FASSBERG. Die Erinnerungsstätte Luftbrücke Berlin in Faßberg hatte wieder den Start des diesjährigen Adventskalenders des Verkehrsvereins Müden/Örtze e.V. eingeläutet. Im historischen Rosinenbomber, dem FASSBERG FLYER, verteilte Santa Claus kleine Präsente. Insgesamt waren gut 70 Kinder mit ihren Eltern in das Luftbrückenmuseum gekommen, um Santa zu sehen sowie bei Stockbrot und heißem Kakao einen weihnachtlichen Nachmittag zu verbringen.

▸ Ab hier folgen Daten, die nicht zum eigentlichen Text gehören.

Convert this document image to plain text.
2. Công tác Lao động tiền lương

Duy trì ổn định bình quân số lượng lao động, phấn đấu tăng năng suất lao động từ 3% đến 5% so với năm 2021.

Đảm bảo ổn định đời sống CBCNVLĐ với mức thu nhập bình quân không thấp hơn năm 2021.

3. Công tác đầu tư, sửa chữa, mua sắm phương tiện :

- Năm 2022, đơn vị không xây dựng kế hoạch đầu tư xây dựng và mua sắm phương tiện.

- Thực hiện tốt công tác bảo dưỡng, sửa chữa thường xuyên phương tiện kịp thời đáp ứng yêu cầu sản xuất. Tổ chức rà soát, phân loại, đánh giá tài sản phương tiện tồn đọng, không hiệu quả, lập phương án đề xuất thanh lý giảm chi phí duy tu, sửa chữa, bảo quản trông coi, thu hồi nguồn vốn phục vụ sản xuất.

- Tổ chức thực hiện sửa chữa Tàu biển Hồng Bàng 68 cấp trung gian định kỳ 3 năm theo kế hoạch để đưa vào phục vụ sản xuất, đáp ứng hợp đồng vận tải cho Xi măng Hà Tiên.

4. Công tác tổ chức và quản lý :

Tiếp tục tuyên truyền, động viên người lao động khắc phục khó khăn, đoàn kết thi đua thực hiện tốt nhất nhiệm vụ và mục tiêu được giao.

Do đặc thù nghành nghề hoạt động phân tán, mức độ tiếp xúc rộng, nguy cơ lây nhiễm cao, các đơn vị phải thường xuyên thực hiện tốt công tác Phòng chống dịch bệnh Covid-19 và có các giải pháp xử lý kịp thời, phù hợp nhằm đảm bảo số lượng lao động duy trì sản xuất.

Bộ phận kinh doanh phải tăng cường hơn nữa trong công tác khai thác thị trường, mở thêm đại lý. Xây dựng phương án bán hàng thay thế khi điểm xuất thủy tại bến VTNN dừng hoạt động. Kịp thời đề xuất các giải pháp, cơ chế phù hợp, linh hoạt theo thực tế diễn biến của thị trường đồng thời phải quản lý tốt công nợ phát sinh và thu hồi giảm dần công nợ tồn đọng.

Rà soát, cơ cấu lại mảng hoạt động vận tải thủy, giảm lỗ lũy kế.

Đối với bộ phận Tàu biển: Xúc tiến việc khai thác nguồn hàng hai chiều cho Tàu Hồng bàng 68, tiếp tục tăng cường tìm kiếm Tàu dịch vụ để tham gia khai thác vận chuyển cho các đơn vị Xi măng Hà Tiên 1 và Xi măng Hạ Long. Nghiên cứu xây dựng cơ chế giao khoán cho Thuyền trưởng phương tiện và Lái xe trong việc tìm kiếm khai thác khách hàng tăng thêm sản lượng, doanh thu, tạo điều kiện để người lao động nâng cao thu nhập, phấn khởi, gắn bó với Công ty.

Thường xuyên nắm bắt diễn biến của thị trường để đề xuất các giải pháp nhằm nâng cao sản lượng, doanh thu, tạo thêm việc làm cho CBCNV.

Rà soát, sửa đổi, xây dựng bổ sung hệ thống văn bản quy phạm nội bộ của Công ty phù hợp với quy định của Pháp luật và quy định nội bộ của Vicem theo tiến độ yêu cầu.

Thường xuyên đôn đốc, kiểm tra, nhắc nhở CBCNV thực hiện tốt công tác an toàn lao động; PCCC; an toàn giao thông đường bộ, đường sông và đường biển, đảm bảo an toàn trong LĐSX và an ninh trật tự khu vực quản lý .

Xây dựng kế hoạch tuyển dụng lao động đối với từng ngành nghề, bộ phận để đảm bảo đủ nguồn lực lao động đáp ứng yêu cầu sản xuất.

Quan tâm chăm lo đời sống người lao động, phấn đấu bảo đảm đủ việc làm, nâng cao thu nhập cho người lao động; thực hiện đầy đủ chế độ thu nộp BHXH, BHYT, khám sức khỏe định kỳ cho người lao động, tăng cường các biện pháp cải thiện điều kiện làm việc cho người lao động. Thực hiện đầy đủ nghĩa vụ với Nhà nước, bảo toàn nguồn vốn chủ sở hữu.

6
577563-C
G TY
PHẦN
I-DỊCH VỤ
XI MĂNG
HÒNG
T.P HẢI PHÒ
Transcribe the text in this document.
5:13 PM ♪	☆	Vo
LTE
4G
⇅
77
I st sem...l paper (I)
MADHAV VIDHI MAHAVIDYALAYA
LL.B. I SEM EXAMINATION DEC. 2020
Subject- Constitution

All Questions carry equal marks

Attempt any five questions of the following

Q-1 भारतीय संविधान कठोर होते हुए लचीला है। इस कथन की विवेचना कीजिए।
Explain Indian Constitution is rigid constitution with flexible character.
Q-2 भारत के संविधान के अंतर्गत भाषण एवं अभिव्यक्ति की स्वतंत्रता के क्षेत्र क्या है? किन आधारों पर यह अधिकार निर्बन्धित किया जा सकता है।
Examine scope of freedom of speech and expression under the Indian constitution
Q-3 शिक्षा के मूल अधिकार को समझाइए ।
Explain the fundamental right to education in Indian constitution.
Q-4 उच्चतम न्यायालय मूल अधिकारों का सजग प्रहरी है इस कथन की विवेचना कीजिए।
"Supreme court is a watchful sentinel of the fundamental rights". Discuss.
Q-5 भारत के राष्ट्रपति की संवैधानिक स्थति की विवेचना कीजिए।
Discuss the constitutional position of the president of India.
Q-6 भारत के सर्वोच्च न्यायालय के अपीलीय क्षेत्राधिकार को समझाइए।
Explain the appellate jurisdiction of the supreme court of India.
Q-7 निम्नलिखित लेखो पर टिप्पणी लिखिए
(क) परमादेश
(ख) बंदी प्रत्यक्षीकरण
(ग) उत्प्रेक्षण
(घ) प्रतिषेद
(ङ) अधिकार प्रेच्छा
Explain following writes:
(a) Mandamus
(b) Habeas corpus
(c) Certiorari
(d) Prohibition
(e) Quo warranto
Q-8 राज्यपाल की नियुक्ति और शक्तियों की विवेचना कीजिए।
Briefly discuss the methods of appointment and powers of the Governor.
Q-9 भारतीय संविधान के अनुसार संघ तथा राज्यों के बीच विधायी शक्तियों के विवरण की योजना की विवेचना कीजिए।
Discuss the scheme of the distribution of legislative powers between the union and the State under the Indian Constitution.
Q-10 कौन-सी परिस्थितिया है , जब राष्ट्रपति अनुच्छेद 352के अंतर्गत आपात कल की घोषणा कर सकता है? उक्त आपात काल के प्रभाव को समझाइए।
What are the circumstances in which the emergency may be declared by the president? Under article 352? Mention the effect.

Die Ganztagsgruppe des DRK Kindergartens Villa Sonnenschein hatte zuvor mit den beiden Liedern „Eine Tür, eine Tür“, und „Rudolf the rednosed reindeer“ begeistert. Auch die Kinder des evangelischen Kindergartens Hasenheide hatten mit den Liedern vom Nikolaus und „In der Weihnachtsbäckerei“ sehr zur vorweihnachtlichen Stimmungen beigetragen. „Trotz des Nieselregens und ungemütlichen Wetters haben wir uns sehr gefreut, dass wieder so viele Kinder bei uns waren und Santa Claus treffen konnten. Es war ein wirklich schöner Nachmittag, den wir alle sehr genossen haben. Jetzt ist der Advent richtig eingeläutet!“, so der Vorsitzende des Fördervereins für die Erinnerungsstätte Luftbrücke Berlin e.V., Paul Hicks.

Die Geschichte des Santa Claus im Rosinenbomber geht auf eine Initiative von Faßberger Piloten zurück, die während der Luftbrücke Berlin in den Jahren 1948/49 für nahezu 10.000 Kinder Geschenke und kleine Gaben von Faßberg aus in die blockierte Stadt geflogen hatten.

Santa Claus empfing die Kinder im FASSBERG FLYER.

Santa Claus empfing die Kinder im FASSBERG FLYER.